Kingston Paradise wins ‘African Oscar’
The Jamaican film Kingston Paradise has won the Award for Best Diaspora Feature Film at the African Movie Academy Awards (AMAA). The AMAA, which were presented last Saturday night at a gala in the Nigerian city of Bayelsa, are seen as the African equivalent of the Oscars.
Kingston Paradise, a co-production between Jamaican production house CPTC, Dutch film agency Caribbean Creativity and Caribbean distribution company Caribbean Tales, was chosen from a selection of four films.
It is not the first award Kingston Paradise has received. Last year the film by Jamaican director Mary Wells won the Award for Best Film and the Audience Award at the Caribbean Tales Film Festival in Toronto, Canada, and only a few months ago the Dutch-Caribbean co-production won the Programmer’s Award for Best Narrative Feature at the Pan African Film Festival 2013 in Los Angeles, the largest and most prestigious festival for black films in the United States.
The producers of Kingston Paradise are very pleased with the success of Kingston Paradise. ‘We are extremely honored, proud and grateful,’ said Wells, who not only directed but also wrote and co-produced the film, in a first response.
Emiel Martens, founder and director of Caribbean Creativity, is also thrilled with the recent achievements of the film: ‘Caribbean Creativity is a small organization in Amsterdam that is involved in advising, supporting and promoting Caribbean films.

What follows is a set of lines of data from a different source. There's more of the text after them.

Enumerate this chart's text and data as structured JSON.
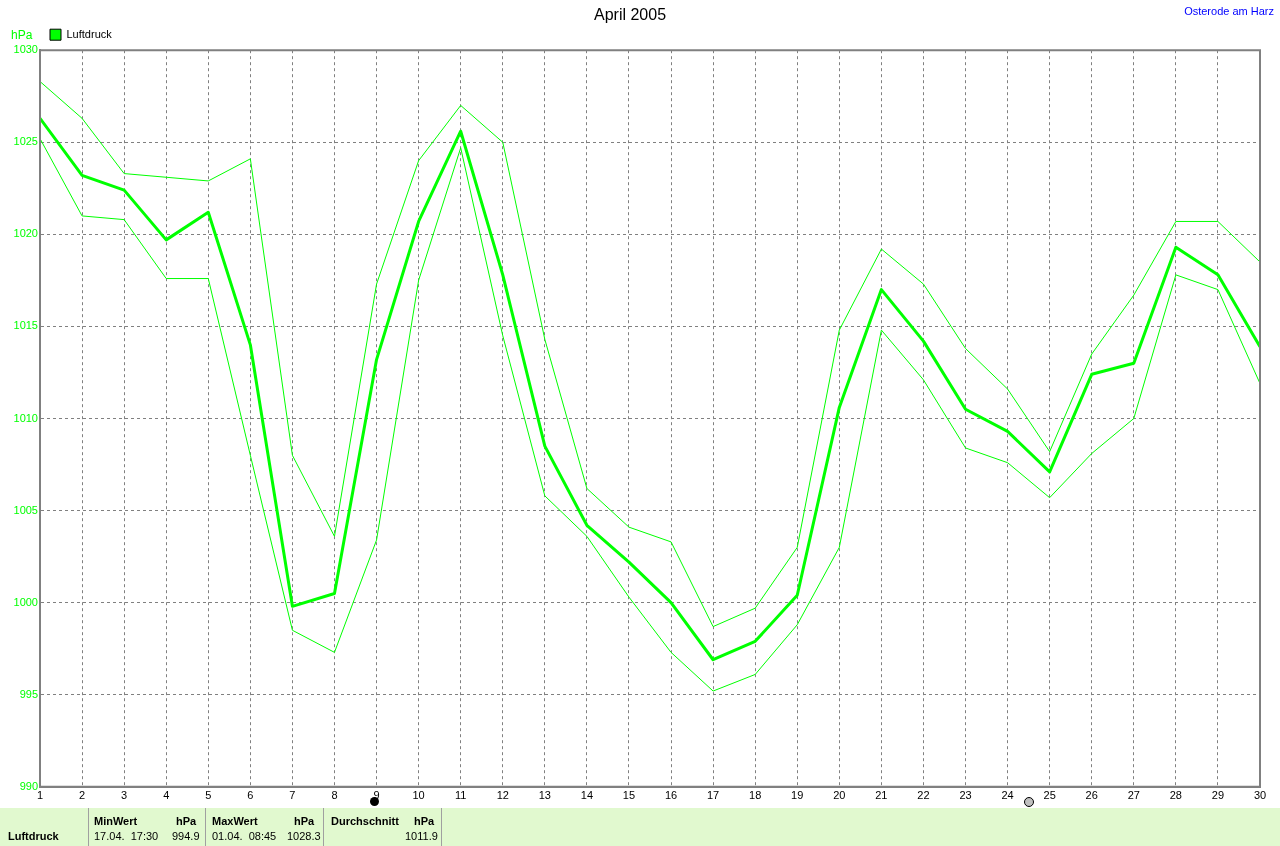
{
  "chart_data": {
    "type": "line",
    "title": "April 2005",
    "ylabel": "hPa",
    "x": [
      1,
      2,
      3,
      4,
      5,
      6,
      7,
      8,
      9,
      10,
      11,
      12,
      13,
      14,
      15,
      16,
      17,
      18,
      19,
      20,
      21,
      22,
      23,
      24,
      25,
      26,
      27,
      28,
      29,
      30
    ],
    "series": [
      {
        "name": "Luftdruck",
        "color": "#00ff00",
        "values": [
          1026.3,
          1023.2,
          1022.4,
          1019.7,
          1021.2,
          1014.0,
          999.8,
          1000.5,
          1013.2,
          1020.7,
          1025.6,
          1017.8,
          1008.5,
          1004.2,
          1002.2,
          1000.0,
          996.9,
          997.9,
          1000.4,
          1010.6,
          1017.0,
          1014.2,
          1010.5,
          1009.3,
          1007.1,
          1012.4,
          1013.0,
          1019.3,
          1017.8,
          1013.9
        ]
      },
      {
        "color": "#00ff00",
        "values": [
          1028.3,
          1026.3,
          1023.3,
          1023.1,
          1022.9,
          1024.1,
          1008.0,
          1003.6,
          1017.3,
          1024.0,
          1027.0,
          1025.0,
          1014.3,
          1006.2,
          1004.1,
          1003.3,
          998.7,
          999.7,
          1003.0,
          1014.8,
          1019.2,
          1017.3,
          1013.8,
          1011.6,
          1008.2,
          1013.5,
          1016.7,
          1020.7,
          1020.7,
          1018.5
        ]
      },
      {
        "color": "#00ff00",
        "values": [
          1025.2,
          1021.0,
          1020.8,
          1017.6,
          1017.6,
          1008.0,
          998.5,
          997.3,
          1003.4,
          1017.5,
          1024.7,
          1014.5,
          1005.8,
          1003.6,
          1000.3,
          997.3,
          995.2,
          996.1,
          998.8,
          1003.0,
          1014.8,
          1012.1,
          1008.4,
          1007.6,
          1005.7,
          1008.1,
          1010.0,
          1017.8,
          1017.0,
          1011.9
        ]
      }
    ],
    "xlim": [
      1,
      30
    ],
    "xticks": [
      1,
      2,
      3,
      4,
      5,
      6,
      7,
      8,
      9,
      10,
      11,
      12,
      13,
      14,
      15,
      16,
      17,
      18,
      19,
      20,
      21,
      22,
      23,
      24,
      25,
      26,
      27,
      28,
      29,
      30
    ],
    "ylim": [
      990,
      1030
    ],
    "yticks": [
      990,
      995,
      1000,
      1005,
      1010,
      1015,
      1020,
      1025,
      1030
    ],
    "grid": true,
    "legend": "top left",
    "marker": "none",
    "line_style": "solid",
    "annotations": [
      "Osterode am Harz",
      "Luftdruck",
      "MinWert",
      "hPa",
      "17.04.  17:30",
      "994.9",
      "MaxWert",
      "hPa",
      "01.04.  08:45",
      "1028.3",
      "Durchschnitt",
      "hPa",
      "1011.9"
    ]
  }
}
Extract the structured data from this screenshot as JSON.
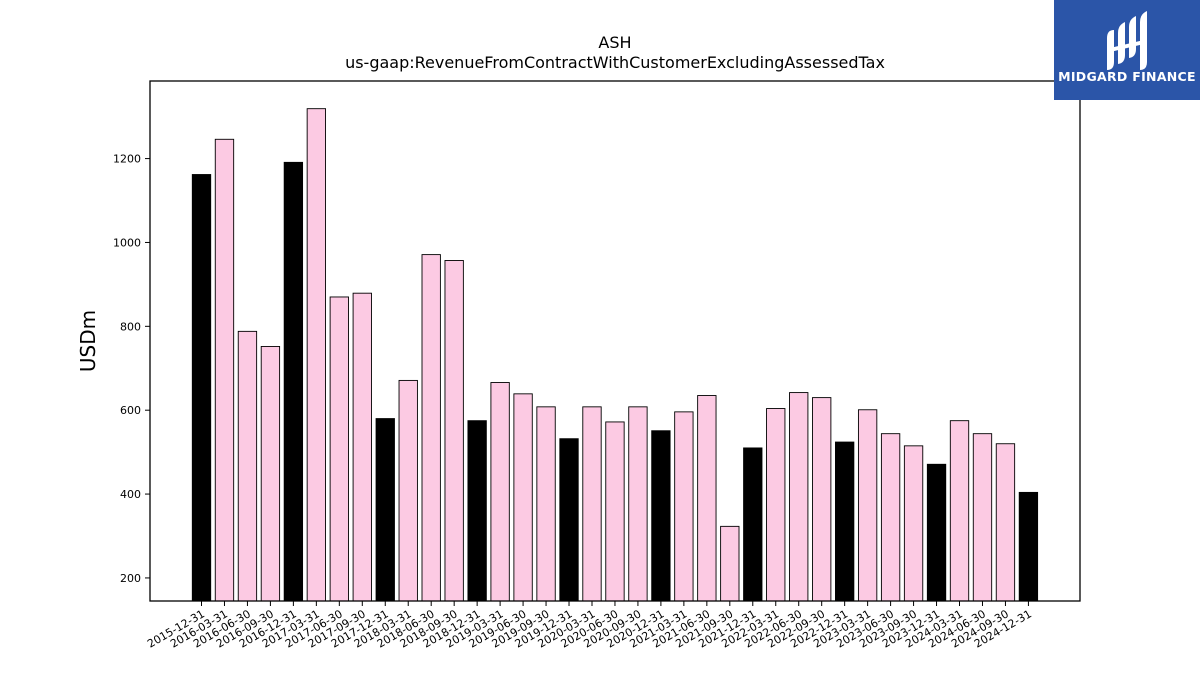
{
  "chart_data": {
    "type": "bar",
    "title": "ASH",
    "subtitle": "us-gaap:RevenueFromContractWithCustomerExcludingAssessedTax",
    "xlabel": "",
    "ylabel": "USDm",
    "ylim": [
      145,
      1385
    ],
    "yticks": [
      200,
      400,
      600,
      800,
      1000,
      1200
    ],
    "grid": false,
    "colors": {
      "annual": "#000000",
      "quarterly": "#fccae3",
      "edge": "#000000"
    },
    "categories": [
      "2015-12-31",
      "2016-03-31",
      "2016-06-30",
      "2016-09-30",
      "2016-12-31",
      "2017-03-31",
      "2017-06-30",
      "2017-09-30",
      "2017-12-31",
      "2018-03-31",
      "2018-06-30",
      "2018-09-30",
      "2018-12-31",
      "2019-03-31",
      "2019-06-30",
      "2019-09-30",
      "2019-12-31",
      "2020-03-31",
      "2020-06-30",
      "2020-09-30",
      "2020-12-31",
      "2021-03-31",
      "2021-06-30",
      "2021-09-30",
      "2021-12-31",
      "2022-03-31",
      "2022-06-30",
      "2022-09-30",
      "2022-12-31",
      "2023-03-31",
      "2023-06-30",
      "2023-09-30",
      "2023-12-31",
      "2024-03-31",
      "2024-06-30",
      "2024-09-30",
      "2024-12-31"
    ],
    "values": [
      1162,
      1246,
      788,
      752,
      1191,
      1319,
      870,
      879,
      580,
      671,
      971,
      957,
      575,
      666,
      639,
      608,
      532,
      608,
      572,
      608,
      551,
      596,
      635,
      323,
      510,
      604,
      642,
      630,
      524,
      601,
      544,
      515,
      471,
      575,
      544,
      520,
      404
    ],
    "highlight": [
      true,
      false,
      false,
      false,
      true,
      false,
      false,
      false,
      true,
      false,
      false,
      false,
      true,
      false,
      false,
      false,
      true,
      false,
      false,
      false,
      true,
      false,
      false,
      false,
      true,
      false,
      false,
      false,
      true,
      false,
      false,
      false,
      true,
      false,
      false,
      false,
      true
    ]
  },
  "logo": {
    "text": "MIDGARD FINANCE",
    "background": "#2b55a8"
  }
}
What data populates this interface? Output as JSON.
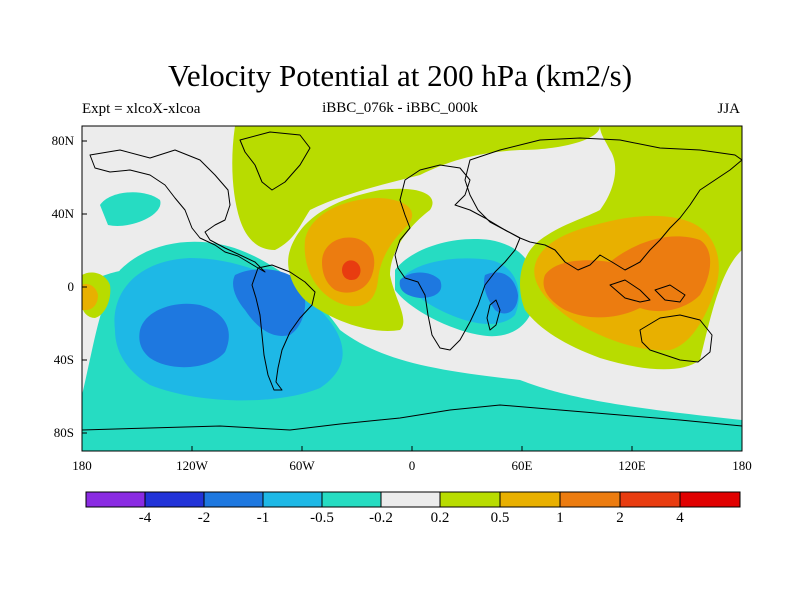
{
  "title": "Velocity Potential at 200 hPa (km2/s)",
  "subtitle_left": "Expt = xlcoX-xlcoa",
  "subtitle_center": "iBBC_076k - iBBC_000k",
  "subtitle_right": "JJA",
  "axes": {
    "x_ticks": [
      "180",
      "120W",
      "60W",
      "0",
      "60E",
      "120E",
      "180"
    ],
    "y_ticks": [
      "80N",
      "40N",
      "0",
      "40S",
      "80S"
    ]
  },
  "colorbar": {
    "colors": [
      "#8a2be2",
      "#2233d8",
      "#1e78e0",
      "#1eb8e6",
      "#26dcc2",
      "#ececec",
      "#b8dc00",
      "#e8b000",
      "#ec7c10",
      "#e83c10",
      "#e00000"
    ],
    "labels": [
      "-4",
      "-2",
      "-1",
      "-0.5",
      "-0.2",
      "0.2",
      "0.5",
      "1",
      "2",
      "4"
    ]
  },
  "palette": {
    "neutral": "#ececec",
    "pos1": "#b8dc00",
    "pos2": "#e8b000",
    "pos3": "#ec7c10",
    "pos4": "#e83c10",
    "neg1": "#26dcc2",
    "neg2": "#1eb8e6",
    "neg3": "#1e78e0"
  }
}
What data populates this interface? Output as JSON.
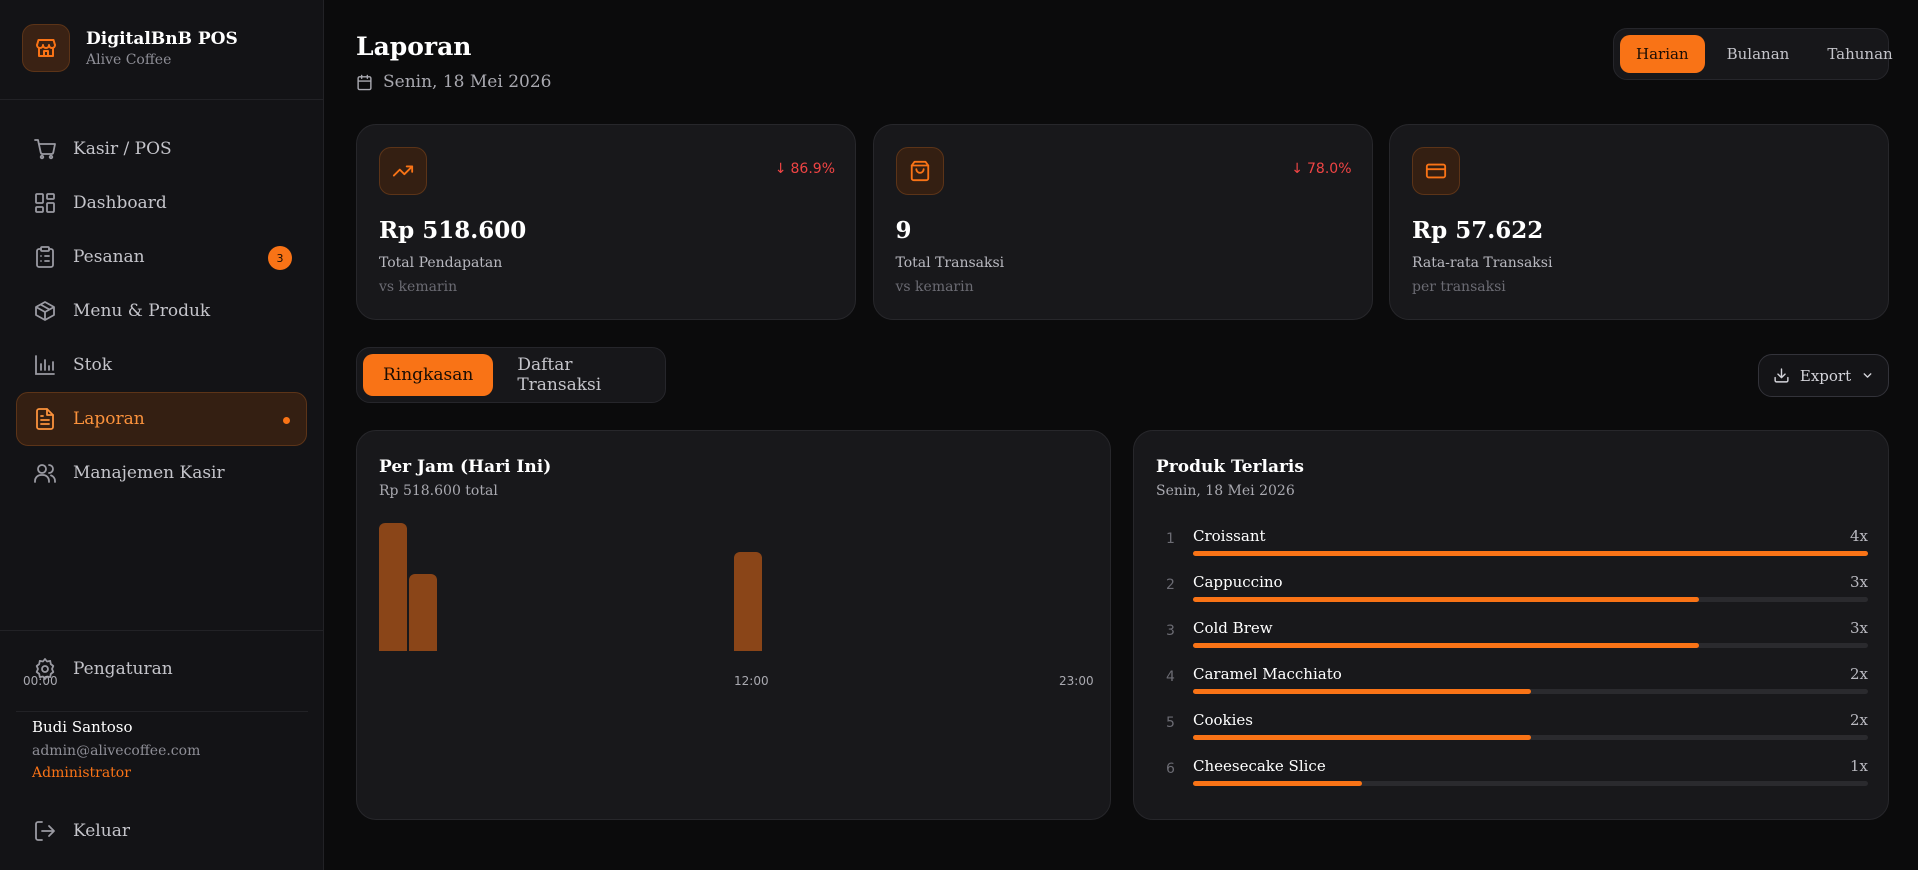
{
  "brand": {
    "name": "DigitalBnB POS",
    "subtitle": "Alive Coffee",
    "logo_icon": "store-icon"
  },
  "nav": [
    {
      "label": "Kasir / POS",
      "icon": "cart-icon"
    },
    {
      "label": "Dashboard",
      "icon": "grid-icon"
    },
    {
      "label": "Pesanan",
      "icon": "clipboard-icon",
      "badge": "3"
    },
    {
      "label": "Menu & Produk",
      "icon": "box-icon"
    },
    {
      "label": "Stok",
      "icon": "bar-chart-icon"
    },
    {
      "label": "Laporan",
      "icon": "file-icon",
      "active": true
    },
    {
      "label": "Manajemen Kasir",
      "icon": "users-icon"
    }
  ],
  "settings_label": "Pengaturan",
  "user": {
    "name": "Budi Santoso",
    "email": "admin@alivecoffee.com",
    "role": "Administrator"
  },
  "logout_label": "Keluar",
  "header": {
    "title": "Laporan",
    "date": "Senin, 18 Mei 2026"
  },
  "period": {
    "options": [
      "Harian",
      "Bulanan",
      "Tahunan"
    ],
    "selected": "Harian"
  },
  "stats": [
    {
      "value": "Rp 518.600",
      "label": "Total Pendapatan",
      "sub": "vs kemarin",
      "change": "86.9%",
      "direction": "down",
      "icon": "trend-up-icon"
    },
    {
      "value": "9",
      "label": "Total Transaksi",
      "sub": "vs kemarin",
      "change": "78.0%",
      "direction": "down",
      "icon": "shopping-bag-icon"
    },
    {
      "value": "Rp 57.622",
      "label": "Rata-rata Transaksi",
      "sub": "per transaksi",
      "icon": "credit-card-icon"
    }
  ],
  "tabs": {
    "items": [
      "Ringkasan",
      "Daftar Transaksi"
    ],
    "selected": "Ringkasan"
  },
  "export_label": "Export",
  "hourly": {
    "title": "Per Jam (Hari Ini)",
    "subtitle": "Rp 518.600 total",
    "x_labels": [
      "00:00",
      "12:00",
      "23:00"
    ]
  },
  "chart_data": {
    "type": "bar",
    "categories": [
      "00:00",
      "01:00",
      "02:00",
      "03:00",
      "04:00",
      "05:00",
      "06:00",
      "07:00",
      "08:00",
      "09:00",
      "10:00",
      "11:00",
      "12:00",
      "13:00",
      "14:00",
      "15:00",
      "16:00",
      "17:00",
      "18:00",
      "19:00",
      "20:00",
      "21:00",
      "22:00",
      "23:00"
    ],
    "values": [
      100,
      60,
      0,
      0,
      0,
      0,
      0,
      0,
      0,
      0,
      0,
      0,
      77,
      0,
      0,
      0,
      0,
      0,
      0,
      0,
      0,
      0,
      0,
      0
    ],
    "ylim": [
      0,
      100
    ],
    "bar_color": "#8a4518"
  },
  "top_products": {
    "title": "Produk Terlaris",
    "subtitle": "Senin, 18 Mei 2026",
    "items": [
      {
        "rank": "1",
        "name": "Croissant",
        "qty": "4x",
        "count": 4
      },
      {
        "rank": "2",
        "name": "Cappuccino",
        "qty": "3x",
        "count": 3
      },
      {
        "rank": "3",
        "name": "Cold Brew",
        "qty": "3x",
        "count": 3
      },
      {
        "rank": "4",
        "name": "Caramel Macchiato",
        "qty": "2x",
        "count": 2
      },
      {
        "rank": "5",
        "name": "Cookies",
        "qty": "2x",
        "count": 2
      },
      {
        "rank": "6",
        "name": "Cheesecake Slice",
        "qty": "1x",
        "count": 1
      }
    ]
  },
  "colors": {
    "accent": "#f97316",
    "negative": "#ef4444",
    "background": "#0b0b0c",
    "card": "#18181b"
  }
}
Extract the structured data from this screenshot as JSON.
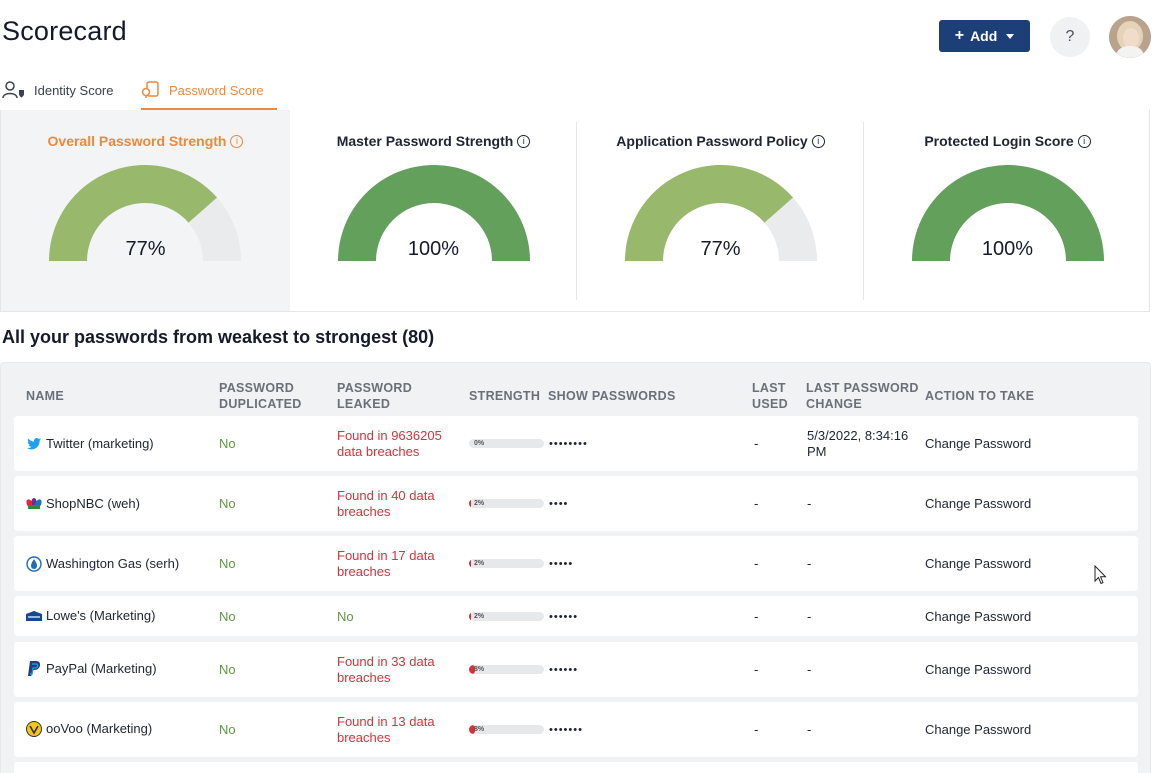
{
  "header": {
    "title": "Scorecard",
    "add_label": "Add",
    "help_label": "?"
  },
  "tabs": [
    {
      "label": "Identity Score",
      "active": false
    },
    {
      "label": "Password Score",
      "active": true
    }
  ],
  "scores": [
    {
      "title": "Overall Password Strength",
      "value": "77%",
      "percent": 77,
      "color": "#98b96b"
    },
    {
      "title": "Master Password Strength",
      "value": "100%",
      "percent": 100,
      "color": "#63a05c"
    },
    {
      "title": "Application Password Policy",
      "value": "77%",
      "percent": 77,
      "color": "#98b96b"
    },
    {
      "title": "Protected Login Score",
      "value": "100%",
      "percent": 100,
      "color": "#63a05c"
    }
  ],
  "list": {
    "heading": "All your passwords from weakest to strongest (80)",
    "columns": {
      "name": "NAME",
      "dup_1": "PASSWORD",
      "dup_2": "DUPLICATED",
      "leak_1": "PASSWORD",
      "leak_2": "LEAKED",
      "strength": "STRENGTH",
      "show": "SHOW PASSWORDS",
      "used_1": "LAST",
      "used_2": "USED",
      "change_1": "LAST PASSWORD",
      "change_2": "CHANGE",
      "action": "ACTION TO TAKE"
    },
    "rows": [
      {
        "name": "Twitter (marketing)",
        "icon": "twitter-icon",
        "duplicated": "No",
        "leaked": "Found in 9636205 data breaches",
        "strength_label": "0%",
        "strength": 0,
        "password": "••••••••",
        "last_used": "-",
        "last_change": "5/3/2022, 8:34:16 PM",
        "action": "Change Password"
      },
      {
        "name": "ShopNBC (weh)",
        "icon": "shopnbc-icon",
        "duplicated": "No",
        "leaked": "Found in 40 data breaches",
        "strength_label": "2%",
        "strength": 2,
        "password": "••••",
        "last_used": "-",
        "last_change": "-",
        "action": "Change Password"
      },
      {
        "name": "Washington Gas (serh)",
        "icon": "washington-gas-icon",
        "duplicated": "No",
        "leaked": "Found in 17 data breaches",
        "strength_label": "2%",
        "strength": 2,
        "password": "•••••",
        "last_used": "-",
        "last_change": "-",
        "action": "Change Password"
      },
      {
        "name": "Lowe's (Marketing)",
        "icon": "lowes-icon",
        "duplicated": "No",
        "leaked": "No",
        "strength_label": "2%",
        "strength": 2,
        "password": "••••••",
        "last_used": "-",
        "last_change": "-",
        "action": "Change Password"
      },
      {
        "name": "PayPal (Marketing)",
        "icon": "paypal-icon",
        "duplicated": "No",
        "leaked": "Found in 33 data breaches",
        "strength_label": "8%",
        "strength": 8,
        "password": "••••••",
        "last_used": "-",
        "last_change": "-",
        "action": "Change Password"
      },
      {
        "name": "ooVoo (Marketing)",
        "icon": "oovoo-icon",
        "duplicated": "No",
        "leaked": "Found in 13 data breaches",
        "strength_label": "8%",
        "strength": 8,
        "password": "•••••••",
        "last_used": "-",
        "last_change": "-",
        "action": "Change Password"
      }
    ]
  }
}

Kingston Paradise is the first feature that we have co-produced and it’s great to see it catches on like this.’
Kingston Paradise is an urban drama centered on a small-time hustler (Christopher ‘Johnny’ Daley) living in the ghettos of Kingston, Jamaica, who bungles a car theft and finds himself neck-deep in trouble, far removed from his dream of a better life with his girlfriend (Camille Small) and best friend (Greggory Nelson).